Okay, great. Now, thank you for all the details. Thanks, Steve.
Our next question comes from Scott Schneeberger of Oppenheimer. Go ahead.
Thank you. Thanks for taking the call. I just wanted to touch base on, it didn't come up much on this call because a lot of the ICF discussion was prominent, but you previously alluded to opportunities across other government agencies, and I was just wondering if you'd give an update on some of the non-ICF opportunities you're pursuing, if there are any updates there. Thank you.
So definitely there's some, you know, organic progress being made as far as not going to get into specifics, but some of the same things we've always talked about from natural resources, also other government services than the ICF piece. We continually are out trying to expand our government piece of the business. There's some even in the HFS side, you know, that could happen as well. But very strong pipeline organically out there. And we continue to stay stronger than what we've had in many years past. Again, projects very large. They take time to kind of get done, but we're making headway on some.
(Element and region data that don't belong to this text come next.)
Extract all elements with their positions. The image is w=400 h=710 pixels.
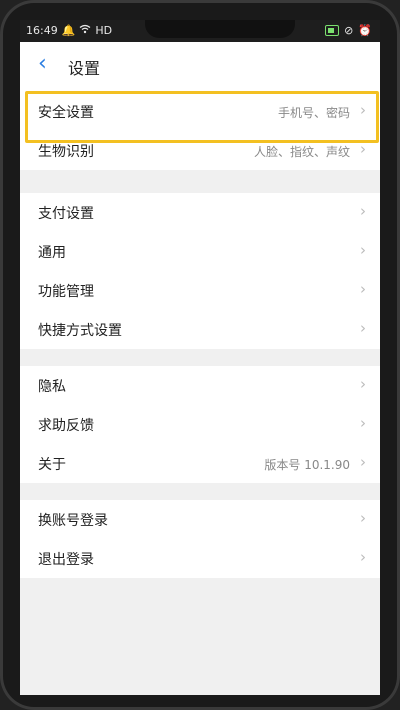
screen: 16:49 🔔 HD ⊘ ⏰ ‹ 设置 安全设置 手机号、密码 › 生物识别 人… [20,20,380,695]
row-privacy[interactable]: 隐私 › [20,366,380,405]
chevron-right-icon: › [360,202,366,220]
row-security-settings[interactable]: 安全设置 手机号、密码 › [20,92,380,131]
settings-group-about: 隐私 › 求助反馈 › 关于 版本号 10.1.90 › [20,366,380,483]
alarm-icon: ⏰ [358,24,372,37]
row-label: 安全设置 [38,105,94,121]
settings-group-login: 换账号登录 › 退出登录 › [20,500,380,578]
row-label: 生物识别 [38,144,94,160]
row-payment-settings[interactable]: 支付设置 › [20,193,380,232]
chevron-right-icon: › [360,414,366,432]
row-log-out[interactable]: 退出登录 › [20,539,380,578]
row-label: 退出登录 [38,552,94,568]
network-type: HD [95,24,113,37]
chevron-right-icon: › [360,453,366,471]
row-feature-management[interactable]: 功能管理 › [20,271,380,310]
no-disturb-icon: ⊘ [344,24,354,37]
chevron-right-icon: › [360,375,366,393]
row-help-feedback[interactable]: 求助反馈 › [20,405,380,444]
row-switch-account[interactable]: 换账号登录 › [20,500,380,539]
row-shortcut-settings[interactable]: 快捷方式设置 › [20,310,380,349]
row-value: 手机号、密码 [277,106,350,120]
battery-icon [325,25,340,36]
back-arrow-icon[interactable]: ‹ [38,51,47,76]
page-title: 设置 [68,59,101,78]
status-bar: 16:49 🔔 HD ⊘ ⏰ [20,20,380,42]
chevron-right-icon: › [360,548,366,566]
row-label: 隐私 [38,379,66,395]
row-biometrics[interactable]: 生物识别 人脸、指纹、声纹 › [20,131,380,170]
chevron-right-icon: › [360,241,366,259]
settings-group-general: 支付设置 › 通用 › 功能管理 › 快捷方式设置 › [20,193,380,349]
row-label: 关于 [38,457,66,473]
phone-frame: 16:49 🔔 HD ⊘ ⏰ ‹ 设置 安全设置 手机号、密码 › 生物识别 人… [0,0,400,710]
status-left: 16:49 🔔 HD [26,24,112,37]
row-label: 通用 [38,245,66,261]
settings-group-account: 安全设置 手机号、密码 › 生物识别 人脸、指纹、声纹 › [20,92,380,170]
row-label: 支付设置 [38,206,94,222]
chevron-right-icon: › [360,140,366,158]
row-label: 换账号登录 [38,513,108,529]
notification-icon: 🔔 [61,24,76,37]
row-about[interactable]: 关于 版本号 10.1.90 › [20,444,380,483]
chevron-right-icon: › [360,319,366,337]
row-label: 求助反馈 [38,418,94,434]
status-time: 16:49 [26,24,58,37]
camera-notch [145,20,295,38]
row-general[interactable]: 通用 › [20,232,380,271]
row-label: 快捷方式设置 [38,323,122,339]
row-label: 功能管理 [38,284,94,300]
status-right: ⊘ ⏰ [325,24,372,37]
row-value: 版本号 10.1.90 [264,458,350,472]
wifi-icon [79,24,91,37]
chevron-right-icon: › [360,101,366,119]
settings-header: ‹ 设置 [20,42,380,92]
chevron-right-icon: › [360,509,366,527]
chevron-right-icon: › [360,280,366,298]
row-value: 人脸、指纹、声纹 [253,145,350,159]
Yeah, I think, you know, to that point, you know, we have said over, you know, the past several quarters that we're continually looking to expand and, you know, further reach into the government, right? I think, you know, having the district partner having multiple sites, we're clearly executing on that. These are big, and I think we want to be thoughtful around what we're looking at here. You know, we're not taking our eye off the ball and continuing to grow the business really throughout government. There are other things that we're working on in addition to these, as well as, as Brad mentioned, with the government and, of course, with other business and industry. So, look, the pipeline is robust, and we look forward to trying to execute on it.
Great. Thanks. And then last one for me. I heard in prepared remarks CapEx moderating through the end of the year, but the guidance did increase for the year. Was that all what you were doing in the second quarter, working with that newly acquired strategic asset? Am I pointing on there, or is there a little bit more to it? No, you're right. Go ahead, Scott. No, that's it. And 24 considerations on CapEx after that one. Thanks.
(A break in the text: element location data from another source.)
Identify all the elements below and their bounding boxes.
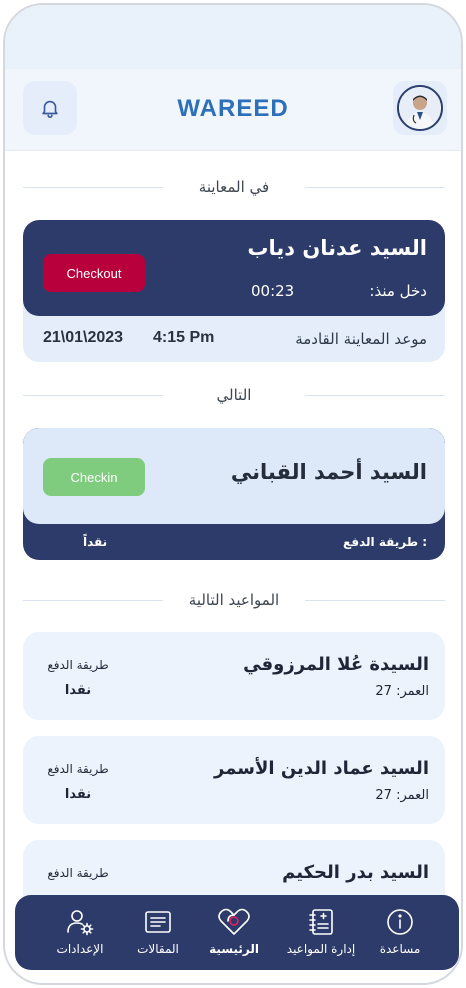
nav-help[interactable]: مساعدة [367, 895, 433, 970]
bottom-nav: الإعدادات المقالات الرئيسية إدارة المواع… [15, 895, 459, 970]
nav-home[interactable]: الرئيسية [197, 895, 271, 970]
nav-settings[interactable]: الإعدادات [45, 895, 115, 970]
appointment-card[interactable]: السيد عماد الدين الأسمر العمر: 27 طريقة … [23, 736, 445, 824]
current-patient-name: السيد عدنان دياب [247, 236, 427, 260]
appointment-name: السيد بدر الحكيم [282, 862, 429, 883]
appointment-age: العمر: 27 [375, 788, 429, 803]
next-payment-value: نقداً [83, 535, 108, 549]
current-patient-card: السيد عدنان دياب دخل منذ: 00:23 Checkout… [23, 220, 445, 362]
section-in-exam-label: في المعاينة [188, 178, 280, 196]
appointment-name: السيد عماد الدين الأسمر [214, 758, 429, 779]
doctor-avatar-icon [400, 88, 440, 128]
appointment-payment-value: نقدا [64, 787, 92, 802]
avatar [397, 85, 443, 131]
appointments-book-icon [309, 909, 333, 935]
info-icon [387, 909, 413, 935]
section-upcoming: المواعيد التالية [23, 588, 445, 612]
next-exam-date: 21\01\2023 [43, 329, 124, 346]
nav-appointments-label: إدارة المواعيد [286, 942, 356, 956]
app-header: WAREED [5, 69, 461, 151]
next-exam-time: 4:15 Pm [153, 329, 215, 346]
next-patient-card: السيد أحمد القباني Checkin : طريقة الدفع… [23, 428, 445, 560]
article-icon [145, 911, 171, 933]
appointment-payment-value: نقدا [64, 683, 92, 698]
profile-button[interactable] [393, 81, 447, 135]
appointment-age: العمر: 27 [375, 684, 429, 699]
checkin-button[interactable]: Checkin [43, 458, 145, 496]
settings-user-icon [67, 910, 94, 936]
next-payment-label: : طريقة الدفع [343, 535, 427, 549]
nav-appointments[interactable]: إدارة المواعيد [277, 895, 365, 970]
section-next-label: التالي [206, 386, 262, 404]
section-upcoming-label: المواعيد التالية [178, 591, 290, 609]
appointment-payment-label: طريقة الدفع [47, 658, 109, 672]
appointment-payment-label: طريقة الدفع [47, 762, 109, 776]
appointment-name: السيدة عُلا المرزوقي [243, 654, 429, 675]
elapsed-label: دخل منذ: [369, 282, 427, 300]
nav-settings-label: الإعدادات [56, 942, 104, 956]
next-exam-label: موعد المعاينة القادمة [295, 330, 427, 348]
nav-articles-label: المقالات [137, 942, 179, 956]
nav-articles[interactable]: المقالات [123, 895, 193, 970]
appointment-card[interactable]: السيدة عُلا المرزوقي العمر: 27 طريقة الد… [23, 632, 445, 720]
heart-home-icon [218, 908, 250, 935]
nav-help-label: مساعدة [379, 942, 421, 956]
status-bar [5, 5, 461, 69]
next-patient-name: السيد أحمد القباني [230, 460, 427, 484]
section-in-exam: في المعاينة [23, 175, 445, 199]
next-patient-header: السيد أحمد القباني Checkin [23, 428, 445, 524]
appointment-payment-label: طريقة الدفع [47, 866, 109, 880]
nav-home-label: الرئيسية [209, 942, 259, 956]
current-patient-header: السيد عدنان دياب دخل منذ: 00:23 Checkout [23, 220, 445, 316]
section-next: التالي [23, 383, 445, 407]
checkout-button[interactable]: Checkout [43, 254, 145, 292]
elapsed-value: 00:23 [251, 282, 295, 300]
phone-frame: WAREED في المعاينة السيد عدنان دياب دخل … [3, 3, 463, 985]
Sure, no, you're right. We had most of that spending was in the first half, particularly in the first quarter. So that was the nature of the comment around moderating towards the back half of the year. As you think about going into 2024, I would say at a base level, I would kind of stick with something that looks similar to what we've got for 2023 as well. You know, look, the nature of what we're talking about here on capital spending, look, it can be significant at a gross level, but if the structure is what we believe it to be from a capital spending level with the ICF contracts on a net capital level, it will look very similar to what we had this year. So, you know, you can have a very big nameplate number, but not such a big number on a net basis.
Okay. Thanks very much.
This concludes our question and answer session. I would like now to turn the conference back over to Brad Archer for any closing remarks.
Thanks for joining us on our call today, and thanks again for your interest in Target Hospitality. We look forward to speaking again in November on our third quarter call. Have a good day.
The conference is now concluded. Thank you for attending today's presentation. You may now disconnect.